Die Polizei setzte den Angaben zufolge am Mittwochabend auch Schlagstöcke ein, verletzt worden sei jedoch niemand. Es wurden Strafanzeigen unter anderem wegen Volksverhetzung, Landfriedensbruch und Widerstand gegen Vollstreckungsbeamte angefertigt. Nach Angaben des Sprechers wird der Einsatz zudem intern geprüft. In einer ersten Mitteilung hatte die Polizei zunächst von einer "anti-israelischen Demo" berichtet.
Neben Gelsenkirchen hatte die Polizei auch in Hannover am Mittwochabend eine antisemitische Demonstration gestoppt und das Verbrennen der israelischen Flagge verhindert. Die Proteste richteten sich gegen die jüngste Gewalteskalation in Nahost. Eine vor dem Solinger Rathaus gehisste israelische Flagge wurde unterdessen in der Nacht von Unbekannten angezündet, teilte die Stadt mit. Oberbürgermeister Tim Kurzbach sprach von einer "schändlichen Tat". "Wer glaubt, mit dem Verbrennen einer Fahne unsere Solidarität erschüttern zu können, täuscht sich. Dem Hass gegen jüdische Menschen, der gegenwärtig immer deutlicher zu beobachten ist, treten wir entschieden entgegen."

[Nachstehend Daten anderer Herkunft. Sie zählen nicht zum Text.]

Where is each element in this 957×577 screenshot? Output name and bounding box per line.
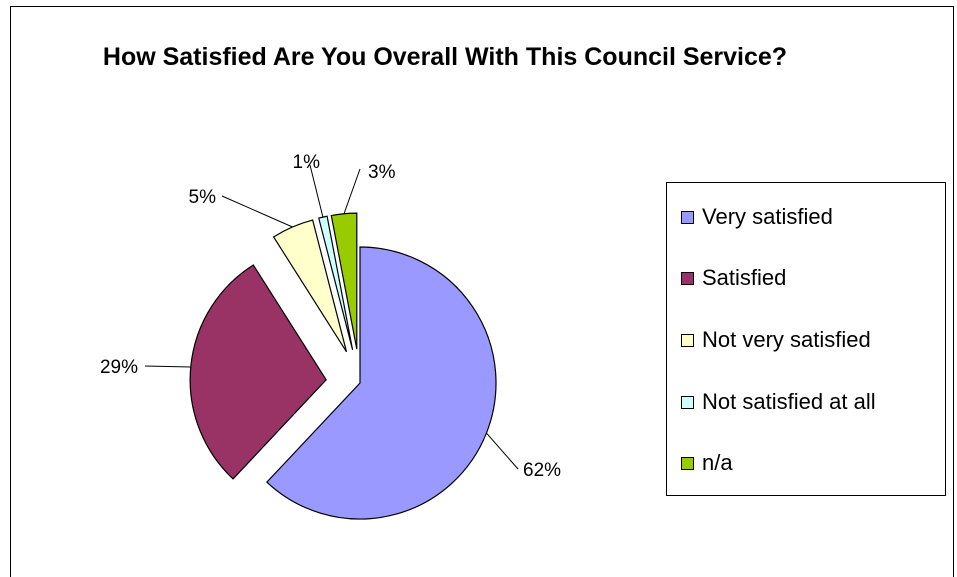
leader-line-n-a <box>343 168 361 214</box>
pie-slice-very-satisfied <box>266 246 497 520</box>
leader-line-not-satisfied-at-all <box>309 164 324 218</box>
pie-slice-not-satisfied-at-all <box>318 215 354 350</box>
chart-frame <box>10 6 954 577</box>
legend-item-very-satisfied: Very satisfied <box>681 202 833 232</box>
legend-label: Not satisfied at all <box>702 389 876 414</box>
pie-slice-n-a <box>330 212 358 350</box>
legend-label: Satisfied <box>702 265 787 290</box>
leader-line-not-very-satisfied <box>221 195 293 228</box>
legend-label: Very satisfied <box>702 204 833 229</box>
legend-item-satisfied: Satisfied <box>681 263 786 293</box>
data-label-very-satisfied: 62% <box>523 460 561 481</box>
legend-swatch <box>681 333 694 347</box>
leader-line-satisfied <box>144 365 191 368</box>
data-label-n-a: 3% <box>368 162 396 183</box>
legend-swatch <box>681 271 694 285</box>
pie-slice-not-very-satisfied <box>272 219 348 353</box>
data-label-not-satisfied-at-all: 1% <box>293 152 321 173</box>
legend-swatch <box>681 210 694 224</box>
data-label-not-very-satisfied: 5% <box>189 187 217 208</box>
legend-label: n/a <box>702 450 733 475</box>
legend-item-n-a: n/a <box>681 448 733 478</box>
legend-item-not-satisfied-at-all: Not satisfied at all <box>681 387 876 417</box>
legend-item-not-very-satisfied: Not very satisfied <box>681 325 871 355</box>
data-label-satisfied: 29% <box>100 357 138 378</box>
legend-label: Not very satisfied <box>702 327 871 352</box>
legend-swatch <box>681 395 694 409</box>
legend-swatch <box>681 456 694 470</box>
chart-title: How Satisfied Are You Overall With This … <box>102 43 788 71</box>
legend: Very satisfied Satisfied Not very satisf… <box>666 182 946 496</box>
leader-line-very-satisfied <box>486 432 519 470</box>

Am heutigen Donnerstag blieben antiisraelische Proteste unter anderem in Bremen und Hamm friedlich, wie die örtlichen Polizeidienststellen am Abend mitteilten. In Bremen nahmen demnach bis zu 1500 Menschen an einer von der palästinensischen Gemeinde angemeldeten Kundgebung teil, in Hamm waren es bis zu 300 Menschen.
"Judenhass werden wir in unserem Land nicht dulden"
Der Konflikt zwischen Israelis und Palästinensern hatte sich in den vergangenen Tagen wieder zugespitzt. Militante Palästinenser feuerten nach Angaben der israelischen Armee seit Montag Hunderte Raketen aus dem Gazastreifen in Richtung Israel ab. Israels Luftwaffe habe ihrerseits Hunderte Ziele in dem abgeschotteten Küstengebiet attackiert. Seit der Eskalation der Gewalt starben zahlreiche Menschen.
Bundespräsident Frank-Walter Steinmeier verurteilte antisemitische Krawalle und Fahnenverbrennungen vor Synagogen. "Unser Grundgesetz garantiert das Recht auf Meinungs- und Demonstrationsfreiheit", schrieb Steinmeier in einem Gastbeitrag für die "Bild"-Zeitung. "Wer aber auf unseren Straßen Fahnen mit dem Davidstern verbrennt und antisemitische Parolen brüllt, der missbraucht nicht nur die Demonstrationsfreiheit, sondern der begeht Straftaten, die verfolgt werden müssen!"
Nichts rechtfertige die Bedrohung von Jüdinnen und Juden in Deutschland oder Angriffe auf Synagogen in deutschen Städten, betonte Steinmeier. "Judenhass - ganz gleich von wem - wollen und werden wir in unserem Land nicht dulden."